Moacyr Castro

Crônicas, reportagens e entrevistas.

2002

Ouro no lixo

Há duzentos anos, o Brasil vivia o fim do Ciclo da Mineração. Os últimos garimpeiros vasculhavam o que restava das jazidas das Minas Gerais — ouro e pedras preciosas arrancadas do nosso chão, levados para Portugal e entregues à Inglaterra. Assim, o Brasil foi o grande patrocinador da primeira Revolução Industrial.
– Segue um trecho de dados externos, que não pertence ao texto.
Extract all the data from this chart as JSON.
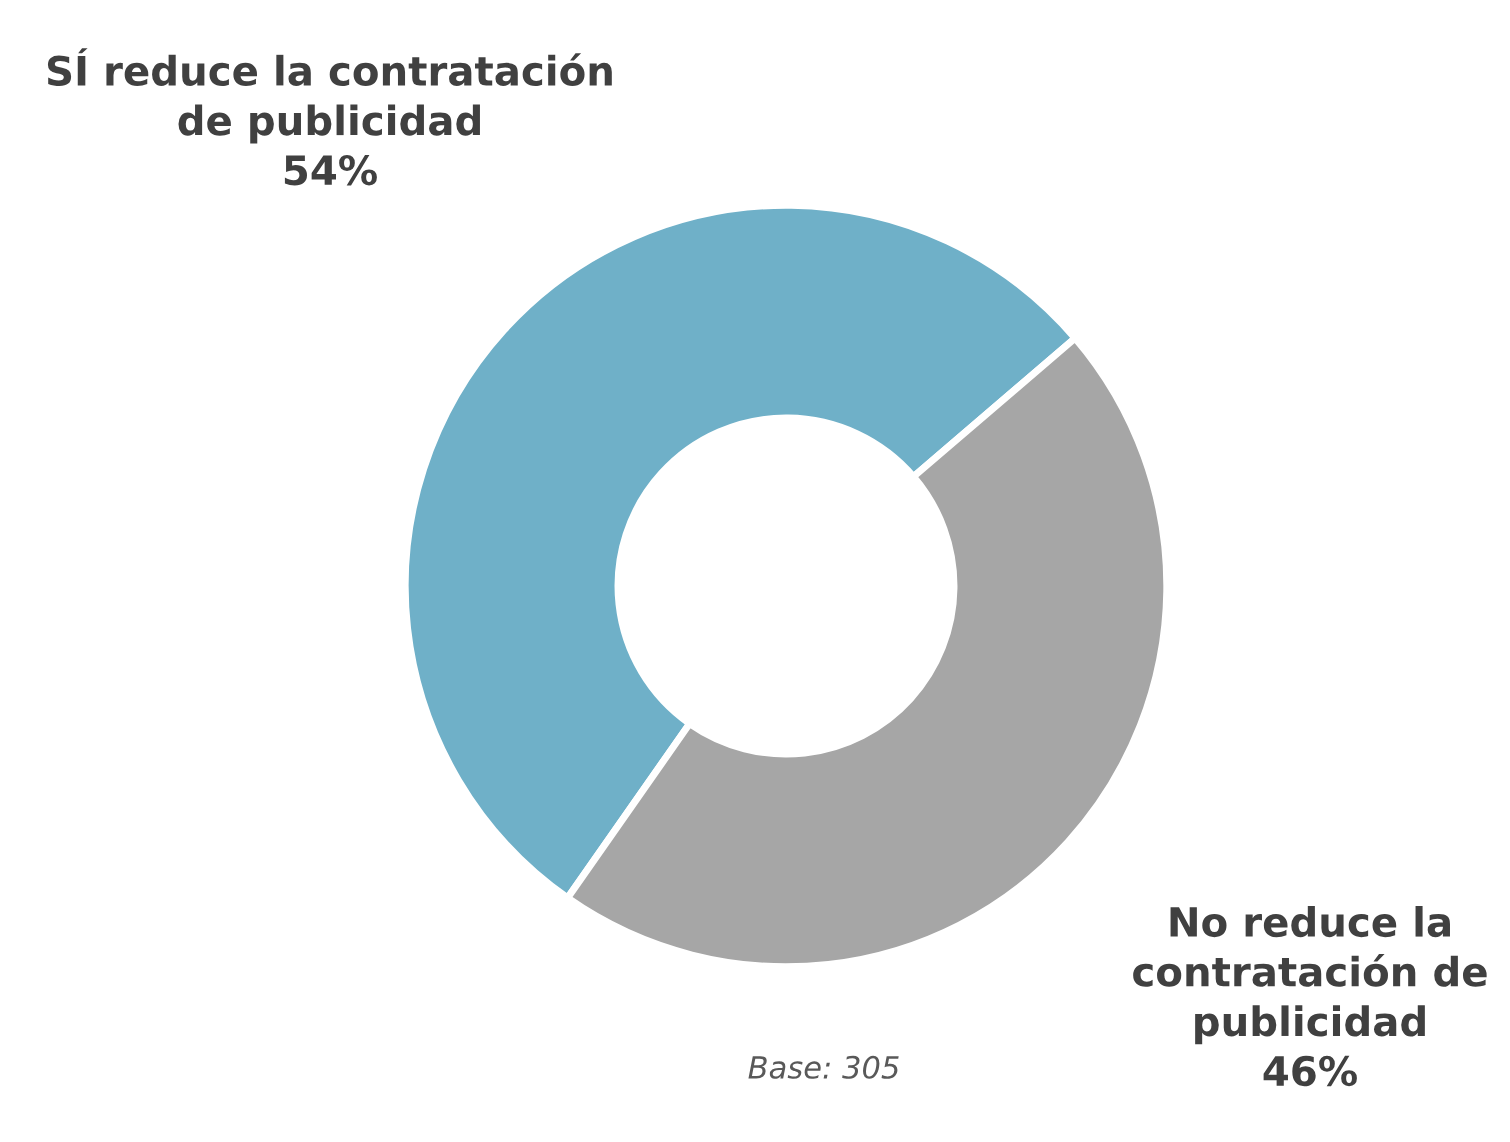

Fosse hoje, talvez víssemos operários ingleses ostentando em seus macacões a bandeira brasileira com a inscrição do patrocinador “Ordem de Portugal e Progresso da Inglaterra”. Aqui, nossa bandeira teria outro dístico: “Dei ouro para o bem dos ingleses”. Por isso, até hoje, dizem que as multinacionais não querem o nosso bem, mas os nossos bens.
Naquele tempo, os colonos brasileiros garimpavam ouro. Mas o País “evoluiu” muito nesses duzentos anos. Para nossa vergonha, Campinas é o símbolo dessa “evolução”. Nesta cidade, fundada em pleno Ciclo da Mineração por bandeirantes em busca do ouro, os garimpeiros deste fim de século garimpam no lixo. Pouco mais de dois séculos separam a saga dos homens de Barreto Leme da degradação dos que chafurdam nos lixões. Aqueles bandeirantes sonhavam com grandeza e riqueza, os garimpeiros de hoje sonham encontrar jazidas de restos de lixo que os mantenham vivos por mais um dia.
De Barreto Leme a Francisco Amaral, diria Napoleão Bonaparte a esses profissionais do lixo: “Do alto dessas campinas, 200 anos de degradação, agora, vos contemplam”. A forma como os responsáveis pela área social da Prefeitura conduzem essa degeneração é digna da pré-história. Em vez de investir em programas que retirem campineiros desassistidos daquele cenário desumano, o Poder investe na institucionalização da miséria. Chega ao requinte de cadastrá-los e promete abrir nova frente de trabalho degradante. “A alternativa visa a assegurar o mesmo tipo de trabalho aos garimpeiros, mas a partir de material já selecionado pelo Departamento de Limpeza Urbana”, diz a proposta da Prefeitura. É a confirmação do velho jargão popular: “Mudam o lixo, mas as moscas continuam as mesmas”.
Os homens que servem ao poder de plantão dizem que tentam “convencer os trabalhadores do lixão a deixar o local há muito tempo”. Claro, não enxergam um palmo adiante do nariz. Como convencer alguém a mudar de vida se não trabalham para oferecer alternativa? E a alternativa que apresentam é levá-los para outro lixão. Não é uma graça? Ionesco e Franz Kafka não encontrariam enredo melhor.
São 185 adultos e 67 crianças, todos campineiros, ameaçados diariamente pela maior concentração de focos de doenças que pode existir. Tudo ali é ilegal. E o prefeito é advogado. Nem que fosse açougueiro.
Prefeito, chegou sua vez de garimpar. Não espere que o ouro caia do céu. A preciosidade de que a cidade e o Brasil precisam está nesse lixão, sim. São seres humanos à espera de lapidação — oportunidades que o Poder Público tem obrigação de oferecer e o senhor prometeu em campanha. Em vez de se preocupar em abraçar os malufs da vida, e da morte, abrace essa gente da sua terra e conquistará a lavra mais produtiva que um governante pode alcançar. O senhor estará garimpando ouro para o bem do futuro.